The researchers said the healthcare disruptions could have resulted from limited healthcare services during COVID-19 surges; shortages of workers, space, and supplies; and differences in patient behavior because of changes in public transportation, lockdowns, and fear of infection in a healthcare setting.

"This use of facility data highlights the potential, with additional investment and validation, for these systems to play an important role in monitoring the resilience of health systems during times of shock," they wrote.

In a PLOS news release, lead author Tashrik Ahmed, PhD, MPH, of the World Bank, said the study shows how the pandemic has negated years of progress in child and maternal health in vulnerable communities. "As countries tackle multiple crises that continue to restrict service delivery and utilization, these findings can help them promote effective policies to strengthen health systems and recover with greater resilience," he said.
Aug 30 PLOS Med study and news release


Study: COVID-19 vaccine incentives do not impact uptake

Small incentives to get a COVID-19 vaccine, including amounts of $10 to $50, do not meaningfully increase COVID-19 vaccination rates amongst the vaccine hesitant according to a California study. The study is published in Vaccine.
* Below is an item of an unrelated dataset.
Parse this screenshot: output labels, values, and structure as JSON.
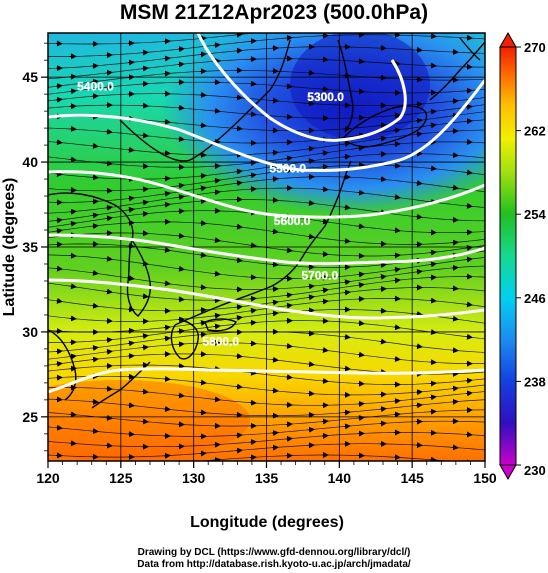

The study was conducted in mid-to-late 2021, after vaccines were widely and easily available across California. Researchers targeted 2,701 unvaccinated members of a Medicaid managed care plan in California and randomly assigned them to different public health messages, $10 or $50 financial incentives for vaccination, a simple vaccination appointment scheduler, or control (no intervention). At the time of the study, roughly 30% of Medicaid recipients in California were unvaccinated.

None of the interventions influenced or increased vaccination rates.

"Although some public health messages increased vaccination intentions, none of the interventions meaningfully changed COVID-19 vaccination rates among the vaccine hesitant," the authors said.

Moreover, the authors found offering financial incentives had perverse effects on intention to vaccination among Trump supporters and those 40 and older.